Akibatnya, mereka terjebak dalam orbit Bumi dan menjadi sampah antariksa. Badan Antariksa Eropa mencatat lebih dari 650 peristiwa pemecahan, ledakan, dan tabrakan yang telah menyebabkan peningkatan jumlah sampah luar angkasa.
Dalam beberapa dekade terakhir, aktivitas peluncuran satelit yang semakin intensif, ditambah dengan beberapa insiden ledakan roket dan uji coba senjata di luar angkasa, telah memperparah situasi.
Hingga September 2024, diperkirakan lebih dari 13.000 ton material buatan manusia masih mengorbit Bumi. Angka ini terus bertambah seiring dengan meningkatnya jumlah peluncuran.
Baca Juga: Sampah Luar Angkasa Bisa Merusak Satelit dan Membunuh Astronaut
Data dari Jaringan Pengawasan Luar Angkasa AS menunjukkan bahwa dari 19.590 satelit yang diluncurkan sejak tahun 1957, sekitar 13.230 di antaranya masih berada di orbit.
Meskipun demikian, hanya sekitar 10.200 satelit yang masih aktif beroperasi. Sisanya adalah satelit-satelit mati yang menjadi sampah antariksa.

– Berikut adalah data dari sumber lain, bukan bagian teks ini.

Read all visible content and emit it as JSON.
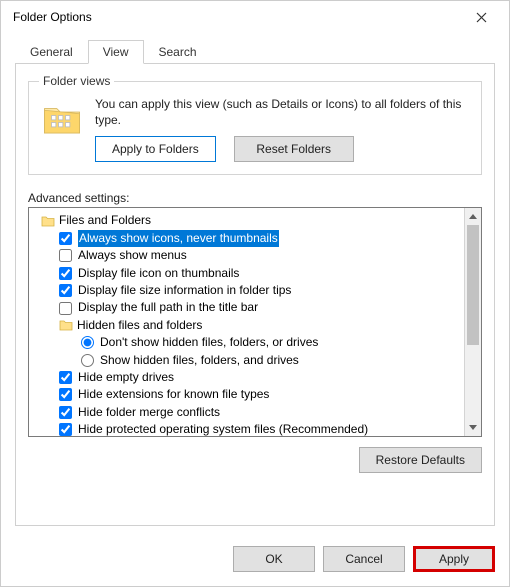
{
  "window": {
    "title": "Folder Options"
  },
  "tabs": {
    "general": "General",
    "view": "View",
    "search": "Search"
  },
  "folderViews": {
    "legend": "Folder views",
    "description": "You can apply this view (such as Details or Icons) to all folders of this type.",
    "applyBtn": "Apply to Folders",
    "resetBtn": "Reset Folders"
  },
  "advanced": {
    "label": "Advanced settings:",
    "rootLabel": "Files and Folders",
    "items": [
      {
        "kind": "checkbox",
        "checked": true,
        "selected": true,
        "label": "Always show icons, never thumbnails"
      },
      {
        "kind": "checkbox",
        "checked": false,
        "label": "Always show menus"
      },
      {
        "kind": "checkbox",
        "checked": true,
        "label": "Display file icon on thumbnails"
      },
      {
        "kind": "checkbox",
        "checked": true,
        "label": "Display file size information in folder tips"
      },
      {
        "kind": "checkbox",
        "checked": false,
        "label": "Display the full path in the title bar"
      },
      {
        "kind": "folder",
        "label": "Hidden files and folders",
        "children": [
          {
            "kind": "radio",
            "checked": true,
            "label": "Don't show hidden files, folders, or drives"
          },
          {
            "kind": "radio",
            "checked": false,
            "label": "Show hidden files, folders, and drives"
          }
        ]
      },
      {
        "kind": "checkbox",
        "checked": true,
        "label": "Hide empty drives"
      },
      {
        "kind": "checkbox",
        "checked": true,
        "label": "Hide extensions for known file types"
      },
      {
        "kind": "checkbox",
        "checked": true,
        "label": "Hide folder merge conflicts"
      },
      {
        "kind": "checkbox",
        "checked": true,
        "label": "Hide protected operating system files (Recommended)"
      }
    ],
    "restoreBtn": "Restore Defaults"
  },
  "buttons": {
    "ok": "OK",
    "cancel": "Cancel",
    "apply": "Apply"
  }
}
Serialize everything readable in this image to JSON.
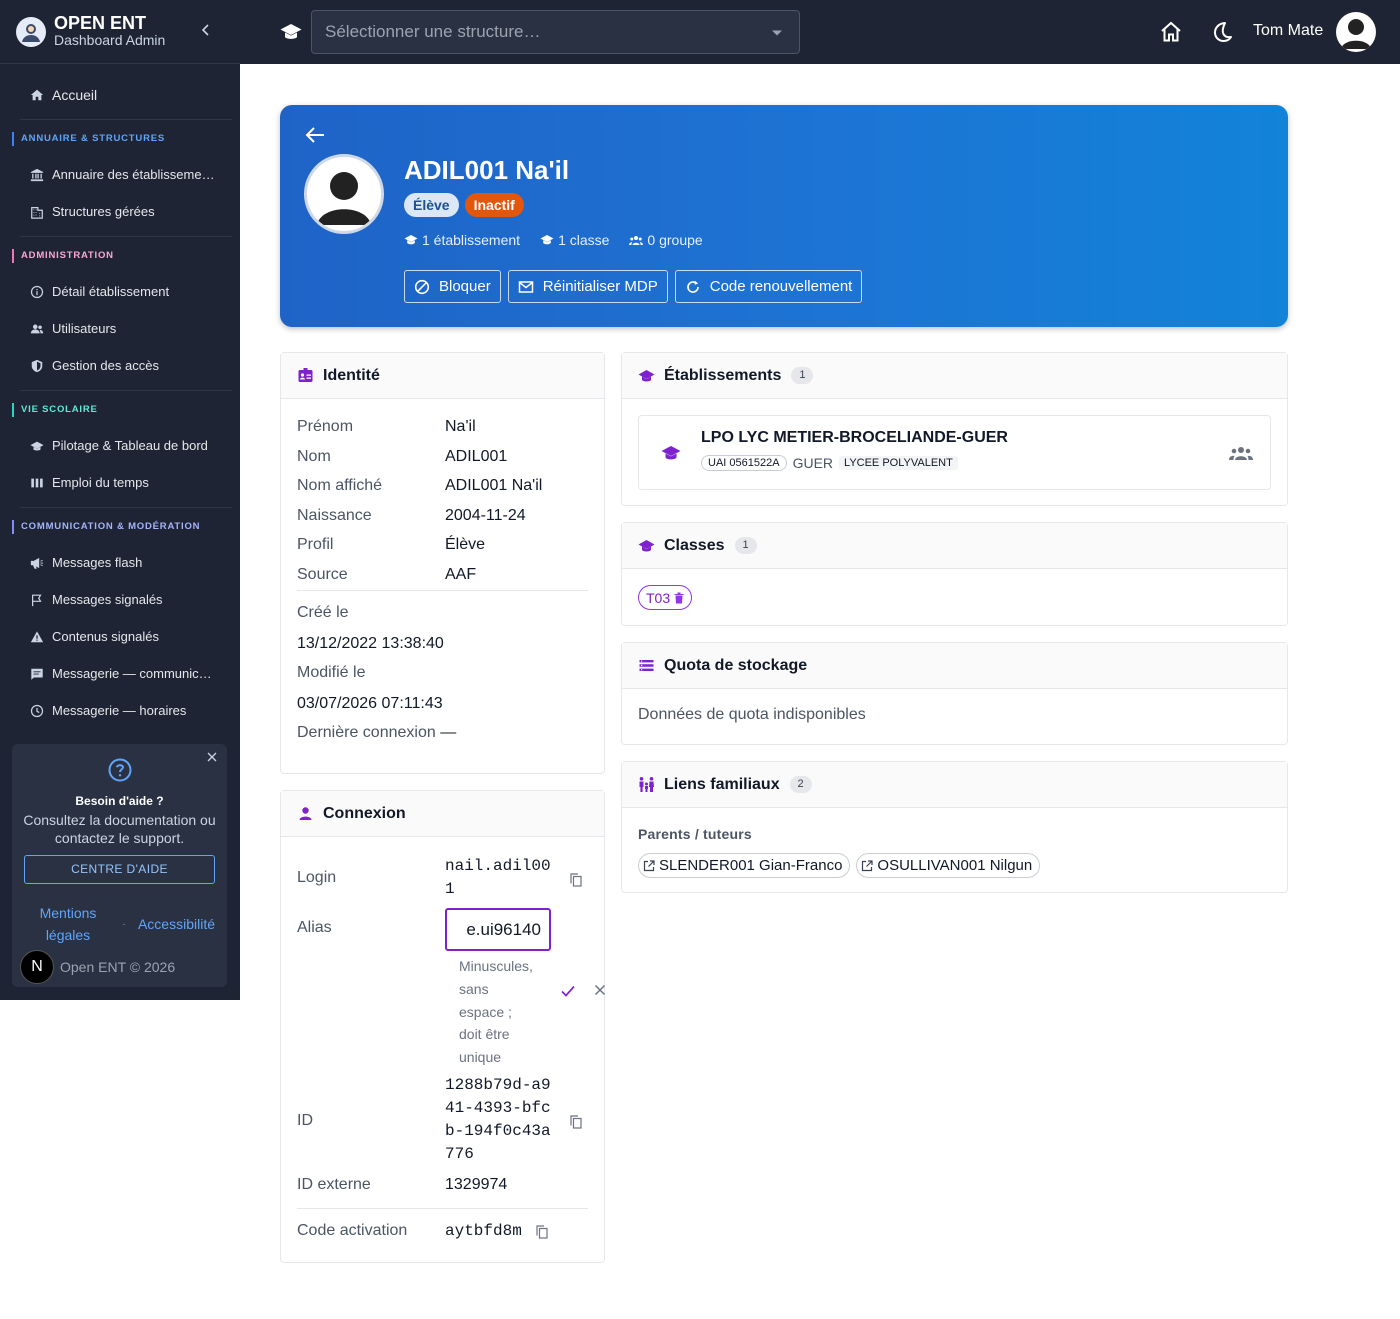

Bahaya sampah luar angkasa tidak dapat dianggap remeh. Bahkan sebuah partikel kecil seperti serpihan cat yang melayang dengan kecepatan tinggi di luar angkasa dapat memiliki energi kinetik yang sangat besar sehingga mampu menembus logam.
Bayangkan jika sebuah satelit aktif atau pesawat ruang angkasa bertabrakan dengan salah satu puing-puing tersebut. Konsekuensinya bisa sangat fatal, mulai dari kerusakan peralatan hingga hilangnya nyawa.
Upaya penanganan sampah luar angkasa
Salah satu cara untuk menghindari Sindrom Kessler dan mencegah risiko tabrakan adalah dengan membersihkan sedikit sampah luar angkasa.
Untuk mencegah skenario terburuk ini, Perserikatan Bangsa-Bangsa telah mengeluarkan rekomendasi agar semua satelit dinonaktifkan dan dikeluarkan dari orbit dalam jangka waktu 25 tahun setelah menyelesaikan misinya.
Namun, implementasi kebijakan ini menghadapi berbagai tantangan, terutama karena kegagalan teknis satelit dapat terjadi secara tak terduga dan di luar kendali operator.
Berbagai solusi inovatif telah diajukan untuk mengatasi masalah ini. Salah satu pendekatan yang menarik adalah penggunaan teknologi seperti harpun, jaring, magnet, atau laser untuk menangkap satelit mati dan menariknya kembali ke atmosfer Bumi.
Metode ini, meskipun menjanjikan, lebih efektif untuk objek berukuran besar dan kurang efisien untuk puing-puing kecil seperti serpihan cat atau logam.
Teknologi lain yang patut diperhatikan adalah Drag Augmentation Deorbiting Subsystem (ADEO), hasil kolaborasi antara Badan Antariksa Eropa dan HPS GmbH.
ADEO dirancang untuk meningkatkan hambatan atmosfer satelit sehingga secara bertahap jatuh kembali ke Bumi. Prototipe ADEO telah berhasil diuji pada Desember 2022, namun teknologi ini masih dalam tahap pengembangan dan membutuhkan investasi yang signifikan.
Selain pengembangan teknologi, regulasi internasional juga memegang peran penting dalam pengelolaan sampah luar angkasa. Pakta untuk Masa Depan PBB telah membuka ruang diskusi mengenai isu sampah luar angkasa dan lalu lintas antariksa. Namun, mekanisme penegakan yang efektif masih perlu terus dikembangkan.
Para ahli kebijakan luar angkasa menyarankan perlunya undang-undang nasional yang tegas untuk meminta pertanggungjawaban para pelaku industri antariksa.
Amerika Serikat, sebagai negara dengan program antariksa yang maju, memiliki potensi besar untuk mengambil inisiatif dalam merumuskan kerangka kerja regulasi yang komprehensif.